Des autels en bords de route
Est-ce complètement nouveau ? Non : rares sont les rites qui ne s’enracinent pas dans un répertoire symbolique déjà connu. Selon les historiens médiévistes, le fait de marquer le lieu d’un décès criminel ou accidentel par une croix expiatoire ou commémorative existait au 14e siècle un peu partout en Europe. Au 16e siècle, on posait au Mexique de petites croix appelées descansos sur les lieux d’accidents. Mais ces pratiques disparurent dans de nombreux endroits à mesure que le deuil se privatisait, tandis que la célébration publique des morts importants était réservée aux autorités civiles. C’est pourquoi le phénomène que l’on observe aujourd’hui, tout en reproduisant des gestes rituels multiséculaires, mérite d’être considéré comme nouveau et porteur d’intentions qui ne sont pas les mêmes que celles des dévots du 14e siècle.
Ainsi ces simples bouquets, voire véritables petits autels avec photos, messages et objets personnels, qui sont disposés en bord de route. Ils sont en France, depuis 1980, beaucoup plus nombreux et durables qu’auparavant. Dans les années 1970, ils marquaient le plus souvent le lieu d’un accident ayant coûté la vie à un jeune conducteur. Aujourd’hui, ce sont des piétons, en particulier des enfants, fauchés par des véhicules, dont on entretient ainsi la mémoire. Ces cénotaphes de routes de campagne (il n’y en a pas en ville) sont déposés en général par la famille ou les proches des victimes. Ce sont des signes de deuil et d’affliction classiques, mais leur exhibition publique a aussi un autre sens : celui de protester contre la violence routière.
Autre contexte : en 1980, John Lennon était abattu en pleine rue à New York par un de ses admirateurs. Un crime absurde. Le lendemain, l’endroit se couvrit de fleurs et de messages adressés à la star de musique pop. Certains observateurs considèrent que ce geste est celui qui a donné l’exemple pour bien d’autres personnalités victimes d’une mort brutale : le premier ministre Olof Palme assassiné en 1986, la princesse Diana accidentée à Paris en 1997, le cinéaste Théo van Gogh, égorgé en novembre 2004 à Amsterdam. Le lieu de leur mort est devenu celui d’une dévotion publique en marge de la sépulture et des hommages officiels ou artistiques qui leur ont été offerts. Quant au juge Giovanni Falcone, c’est un arbre situé devant son domicile qui continue de drainer les messages de solidarité du public, et tient lieu de protestation antimafia.
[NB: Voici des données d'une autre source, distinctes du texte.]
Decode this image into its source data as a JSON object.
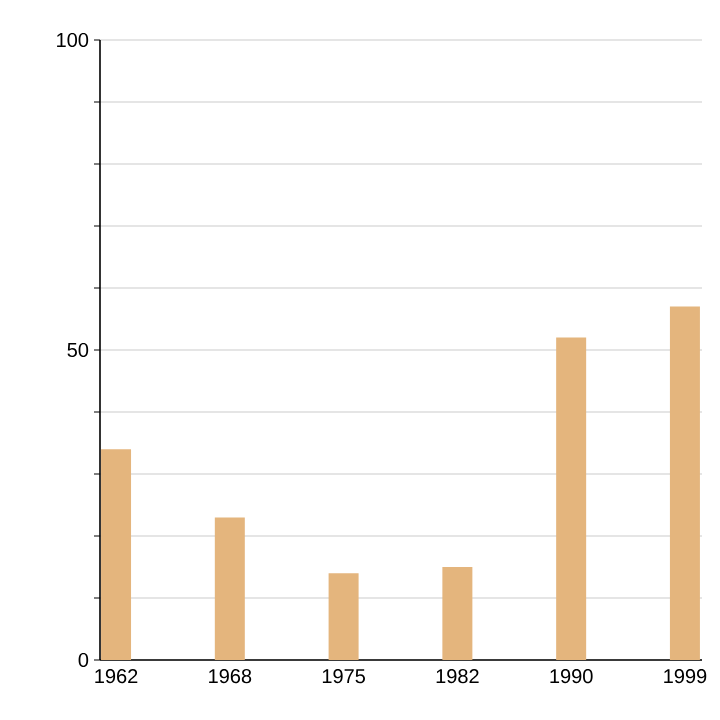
{
  "chart_data": {
    "type": "bar",
    "categories": [
      "1962",
      "1968",
      "1975",
      "1982",
      "1990",
      "1999"
    ],
    "values": [
      34,
      23,
      14,
      15,
      52,
      57
    ],
    "color": "#e4b57d",
    "ylim": [
      0,
      100
    ],
    "yticks": [
      0,
      {
        "value": 10,
        "label": null
      },
      {
        "value": 20,
        "label": null
      },
      {
        "value": 30,
        "label": null
      },
      {
        "value": 40,
        "label": null
      },
      50,
      {
        "value": 60,
        "label": null
      },
      {
        "value": 70,
        "label": null
      },
      {
        "value": 80,
        "label": null
      },
      {
        "value": 90,
        "label": null
      },
      100
    ],
    "grid": "y"
  }
}
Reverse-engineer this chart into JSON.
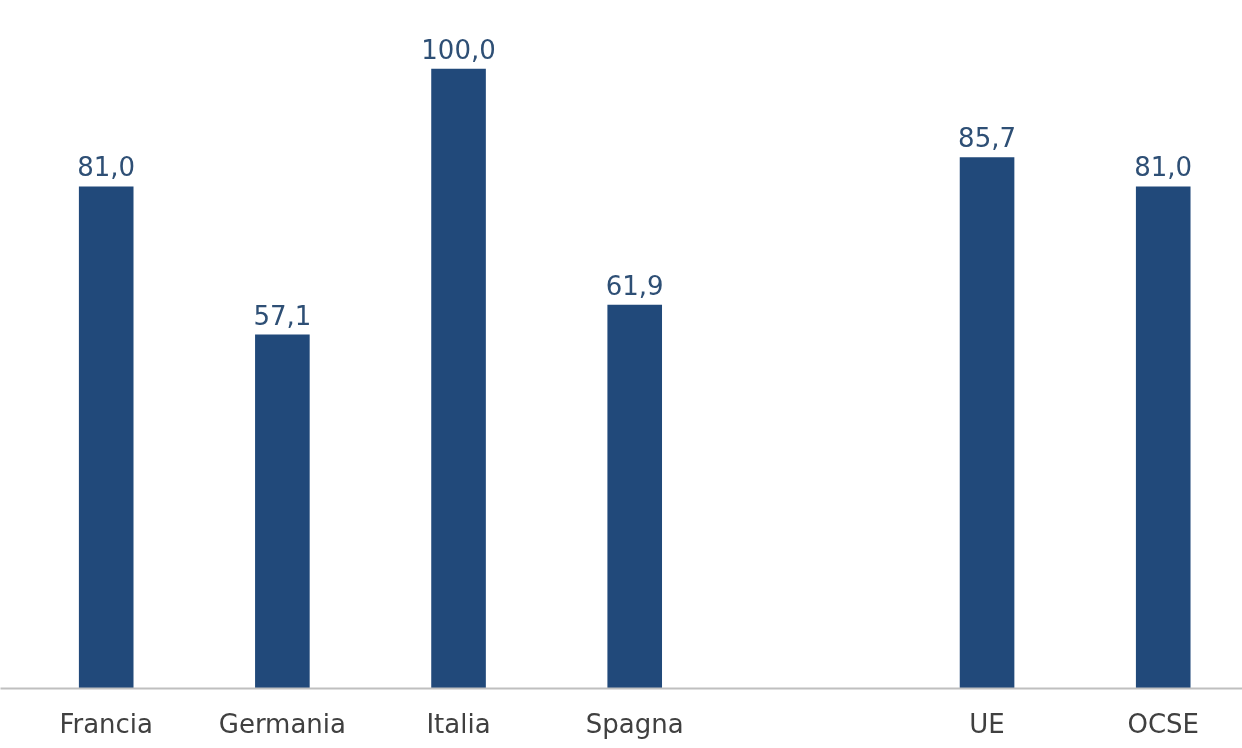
{
  "chart_data": {
    "type": "bar",
    "categories": [
      "Francia",
      "Germania",
      "Italia",
      "Spagna",
      null,
      "UE",
      "OCSE"
    ],
    "values": [
      81.0,
      57.1,
      100.0,
      61.9,
      null,
      85.7,
      81.0
    ],
    "value_labels": [
      "81,0",
      "57,1",
      "100,0",
      "61,9",
      null,
      "85,7",
      "81,0"
    ],
    "color": "#21497a",
    "grid": false
  }
}
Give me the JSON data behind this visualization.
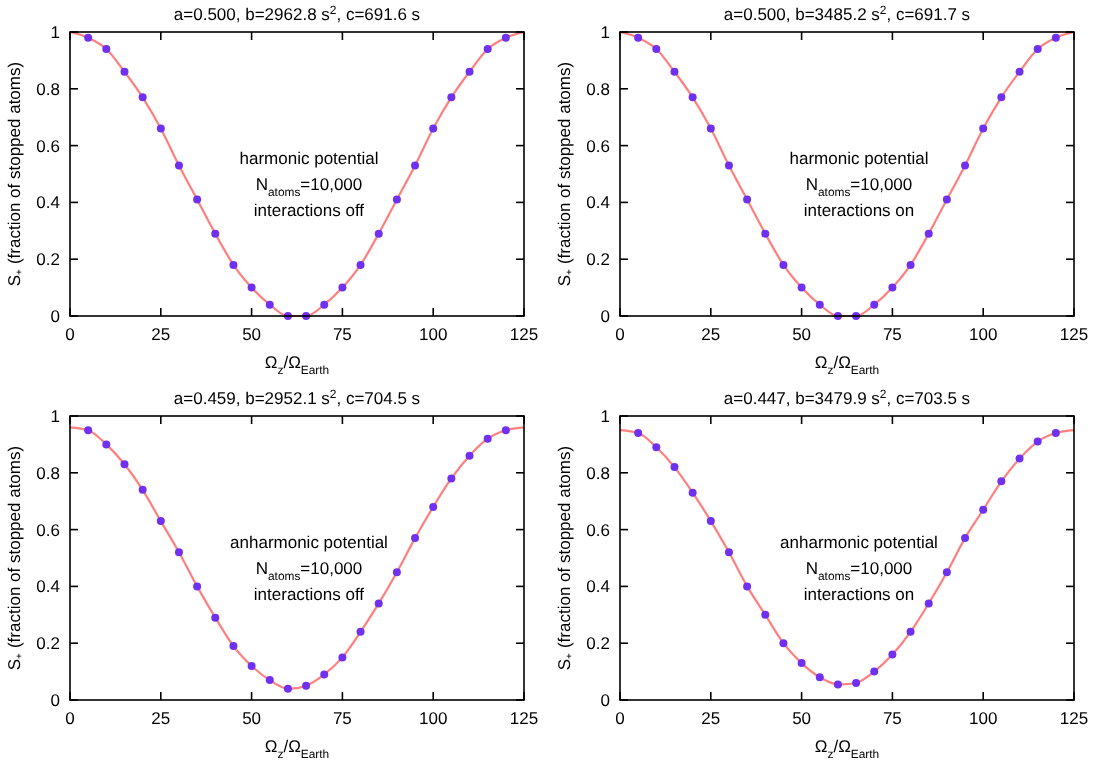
{
  "chart_data": [
    {
      "type": "scatter",
      "title": "a=0.500, b=2962.8 s$^{2}$, c=691.6 s",
      "xlabel": "Ω$_{z}$/Ω$_{Earth}$",
      "ylabel": "S₊ (fraction of stopped atoms)",
      "xlim": [
        0,
        125
      ],
      "ylim": [
        0,
        1
      ],
      "xticks": [
        0,
        25,
        50,
        75,
        100,
        125
      ],
      "yticks": [
        0,
        0.2,
        0.4,
        0.6,
        0.8,
        1
      ],
      "annotations": [
        "harmonic potential",
        "N$_{atoms}$=10,000",
        "interactions off"
      ],
      "series": [
        {
          "type": "line",
          "color": "#ff7f7f",
          "x": [
            0,
            5,
            10,
            15,
            20,
            25,
            30,
            35,
            40,
            45,
            50,
            55,
            60,
            65,
            70,
            75,
            80,
            85,
            90,
            95,
            100,
            105,
            110,
            115,
            120,
            125
          ],
          "values": [
            1,
            0.98,
            0.94,
            0.86,
            0.77,
            0.66,
            0.53,
            0.41,
            0.29,
            0.18,
            0.1,
            0.04,
            0.0,
            0.0,
            0.04,
            0.1,
            0.18,
            0.29,
            0.41,
            0.53,
            0.66,
            0.77,
            0.86,
            0.94,
            0.98,
            1
          ]
        },
        {
          "color": "#7030f0",
          "marker": "circle",
          "x": [
            5,
            10,
            15,
            20,
            25,
            30,
            35,
            40,
            45,
            50,
            55,
            60,
            65,
            70,
            75,
            80,
            85,
            90,
            95,
            100,
            105,
            110,
            115,
            120
          ],
          "values": [
            0.98,
            0.94,
            0.86,
            0.77,
            0.66,
            0.53,
            0.41,
            0.29,
            0.18,
            0.1,
            0.04,
            0.0,
            0.0,
            0.04,
            0.1,
            0.18,
            0.29,
            0.41,
            0.53,
            0.66,
            0.77,
            0.86,
            0.94,
            0.98
          ]
        }
      ]
    },
    {
      "type": "scatter",
      "title": "a=0.500, b=3485.2 s$^{2}$, c=691.7 s",
      "xlabel": "Ω$_{z}$/Ω$_{Earth}$",
      "ylabel": "S₊ (fraction of stopped atoms)",
      "xlim": [
        0,
        125
      ],
      "ylim": [
        0,
        1
      ],
      "xticks": [
        0,
        25,
        50,
        75,
        100,
        125
      ],
      "yticks": [
        0,
        0.2,
        0.4,
        0.6,
        0.8,
        1
      ],
      "annotations": [
        "harmonic potential",
        "N$_{atoms}$=10,000",
        "interactions on"
      ],
      "series": [
        {
          "type": "line",
          "color": "#ff7f7f",
          "x": [
            0,
            5,
            10,
            15,
            20,
            25,
            30,
            35,
            40,
            45,
            50,
            55,
            60,
            65,
            70,
            75,
            80,
            85,
            90,
            95,
            100,
            105,
            110,
            115,
            120,
            125
          ],
          "values": [
            1,
            0.98,
            0.94,
            0.86,
            0.77,
            0.66,
            0.53,
            0.41,
            0.29,
            0.18,
            0.1,
            0.04,
            0.0,
            0.0,
            0.04,
            0.1,
            0.18,
            0.29,
            0.41,
            0.53,
            0.66,
            0.77,
            0.86,
            0.94,
            0.98,
            1
          ]
        },
        {
          "color": "#7030f0",
          "marker": "circle",
          "x": [
            5,
            10,
            15,
            20,
            25,
            30,
            35,
            40,
            45,
            50,
            55,
            60,
            65,
            70,
            75,
            80,
            85,
            90,
            95,
            100,
            105,
            110,
            115,
            120
          ],
          "values": [
            0.98,
            0.94,
            0.86,
            0.77,
            0.66,
            0.53,
            0.41,
            0.29,
            0.18,
            0.1,
            0.04,
            0.0,
            0.0,
            0.04,
            0.1,
            0.18,
            0.29,
            0.41,
            0.53,
            0.66,
            0.77,
            0.86,
            0.94,
            0.98
          ]
        }
      ]
    },
    {
      "type": "scatter",
      "title": "a=0.459, b=2952.1 s$^{2}$, c=704.5 s",
      "xlabel": "Ω$_{z}$/Ω$_{Earth}$",
      "ylabel": "S₊ (fraction of stopped atoms)",
      "xlim": [
        0,
        125
      ],
      "ylim": [
        0,
        1
      ],
      "xticks": [
        0,
        25,
        50,
        75,
        100,
        125
      ],
      "yticks": [
        0,
        0.2,
        0.4,
        0.6,
        0.8,
        1
      ],
      "annotations": [
        "anharmonic potential",
        "N$_{atoms}$=10,000",
        "interactions off"
      ],
      "series": [
        {
          "type": "line",
          "color": "#ff7f7f",
          "x": [
            0,
            5,
            10,
            15,
            20,
            25,
            30,
            35,
            40,
            45,
            50,
            55,
            60,
            61,
            65,
            70,
            75,
            80,
            85,
            90,
            95,
            100,
            105,
            110,
            115,
            120,
            125
          ],
          "values": [
            0.96,
            0.95,
            0.9,
            0.83,
            0.74,
            0.63,
            0.52,
            0.4,
            0.29,
            0.19,
            0.12,
            0.07,
            0.04,
            0.04,
            0.05,
            0.09,
            0.15,
            0.24,
            0.34,
            0.45,
            0.57,
            0.68,
            0.78,
            0.86,
            0.92,
            0.95,
            0.96
          ]
        },
        {
          "color": "#7030f0",
          "marker": "circle",
          "x": [
            5,
            10,
            15,
            20,
            25,
            30,
            35,
            40,
            45,
            50,
            55,
            60,
            65,
            70,
            75,
            80,
            85,
            90,
            95,
            100,
            105,
            110,
            115,
            120
          ],
          "values": [
            0.95,
            0.9,
            0.83,
            0.74,
            0.63,
            0.52,
            0.4,
            0.29,
            0.19,
            0.12,
            0.07,
            0.04,
            0.05,
            0.09,
            0.15,
            0.24,
            0.34,
            0.45,
            0.57,
            0.68,
            0.78,
            0.86,
            0.92,
            0.95
          ]
        }
      ]
    },
    {
      "type": "scatter",
      "title": "a=0.447, b=3479.9 s$^{2}$, c=703.5 s",
      "xlabel": "Ω$_{z}$/Ω$_{Earth}$",
      "ylabel": "S₊ (fraction of stopped atoms)",
      "xlim": [
        0,
        125
      ],
      "ylim": [
        0,
        1
      ],
      "xticks": [
        0,
        25,
        50,
        75,
        100,
        125
      ],
      "yticks": [
        0,
        0.2,
        0.4,
        0.6,
        0.8,
        1
      ],
      "annotations": [
        "anharmonic potential",
        "N$_{atoms}$=10,000",
        "interactions on"
      ],
      "series": [
        {
          "type": "line",
          "color": "#ff7f7f",
          "x": [
            0,
            5,
            10,
            15,
            20,
            25,
            30,
            35,
            40,
            45,
            50,
            55,
            60,
            61,
            65,
            70,
            75,
            80,
            85,
            90,
            95,
            100,
            105,
            110,
            115,
            120,
            125
          ],
          "values": [
            0.95,
            0.94,
            0.89,
            0.82,
            0.73,
            0.63,
            0.52,
            0.4,
            0.3,
            0.2,
            0.13,
            0.08,
            0.055,
            0.055,
            0.06,
            0.1,
            0.16,
            0.24,
            0.34,
            0.45,
            0.57,
            0.67,
            0.77,
            0.85,
            0.91,
            0.94,
            0.95
          ]
        },
        {
          "color": "#7030f0",
          "marker": "circle",
          "x": [
            5,
            10,
            15,
            20,
            25,
            30,
            35,
            40,
            45,
            50,
            55,
            60,
            65,
            70,
            75,
            80,
            85,
            90,
            95,
            100,
            105,
            110,
            115,
            120
          ],
          "values": [
            0.94,
            0.89,
            0.82,
            0.73,
            0.63,
            0.52,
            0.4,
            0.3,
            0.2,
            0.13,
            0.08,
            0.055,
            0.06,
            0.1,
            0.16,
            0.24,
            0.34,
            0.45,
            0.57,
            0.67,
            0.77,
            0.85,
            0.91,
            0.94
          ]
        }
      ]
    }
  ]
}
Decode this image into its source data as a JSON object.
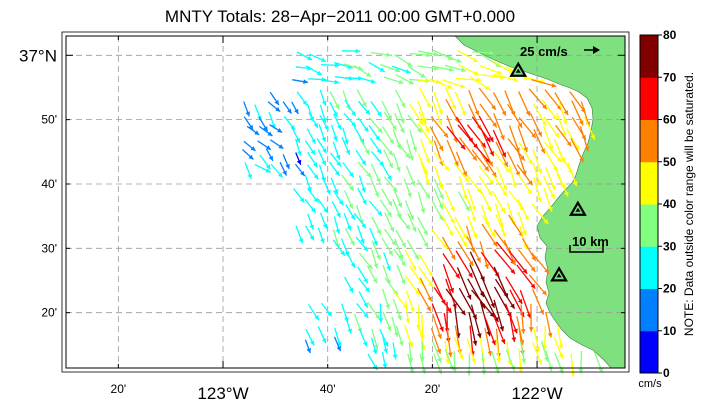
{
  "title": "MNTY Totals: 28−Apr−2011 00:00 GMT+0.000",
  "map": {
    "lon_labels": [
      {
        "lon": -123.333333,
        "text": "20'",
        "major": false
      },
      {
        "lon": -123.0,
        "text": "123°W",
        "major": true
      },
      {
        "lon": -122.666667,
        "text": "40'",
        "major": false
      },
      {
        "lon": -122.333333,
        "text": "20'",
        "major": false
      },
      {
        "lon": -122.0,
        "text": "122°W",
        "major": true
      }
    ],
    "lat_labels": [
      {
        "lat": 37.0,
        "text": "37°N",
        "major": true
      },
      {
        "lat": 36.833333,
        "text": "50'",
        "major": false
      },
      {
        "lat": 36.666667,
        "text": "40'",
        "major": false
      },
      {
        "lat": 36.5,
        "text": "30'",
        "major": false
      },
      {
        "lat": 36.333333,
        "text": "20'",
        "major": false
      }
    ],
    "reference_vector_label": "25 cm/s",
    "scale_bar_label": "10 km",
    "stations": [
      {
        "lon": -122.06,
        "lat": 36.96
      },
      {
        "lon": -121.87,
        "lat": 36.6
      },
      {
        "lon": -121.93,
        "lat": 36.43
      }
    ],
    "colors": {
      "land": "#7ee07e",
      "ocean": "#ffffff",
      "grid": "#9a9a9a"
    }
  },
  "colorbar": {
    "ticks": [
      "0",
      "10",
      "20",
      "30",
      "40",
      "50",
      "60",
      "70",
      "80"
    ],
    "colors": [
      "#0000ff",
      "#0080ff",
      "#00ffff",
      "#80ff80",
      "#ffff00",
      "#ff8000",
      "#ff0000",
      "#800000"
    ],
    "unit": "cm/s",
    "note": "NOTE: Data outside color range will be saturated."
  }
}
De ces quelques cas, on peut déjà tirer un premier constat. Qu’ils concernent un inconnu ou une personnalité célèbre, qu’elles rassemblent quelques proches ou une foule, ces installations ont en commun d’être spontanées : leur existence n’est voulue par aucune autorité, ni préalablement planifiée par une organisation. Plutôt donc qu’« éphémères » ou « de fortune », Jack Santino nomme « autels spontanés » (spontaneous shrines) ces constructions qui – deuxième constat – sont dédiées non pas tant à des personnes, mais à ce qui leur est arrivé, à savoir connaître une mort brutale et inattendue, accidentelle ou criminelle 2. En témoigne le fait que la dévotion du public s’exerce, le plus souvent, sur le lieu même des faits, et non autour du corps des victimes. Les autels spontanés ont donc pour objet de dénoncer des morts injustes, mais – comme nous le verrons – pas seulement.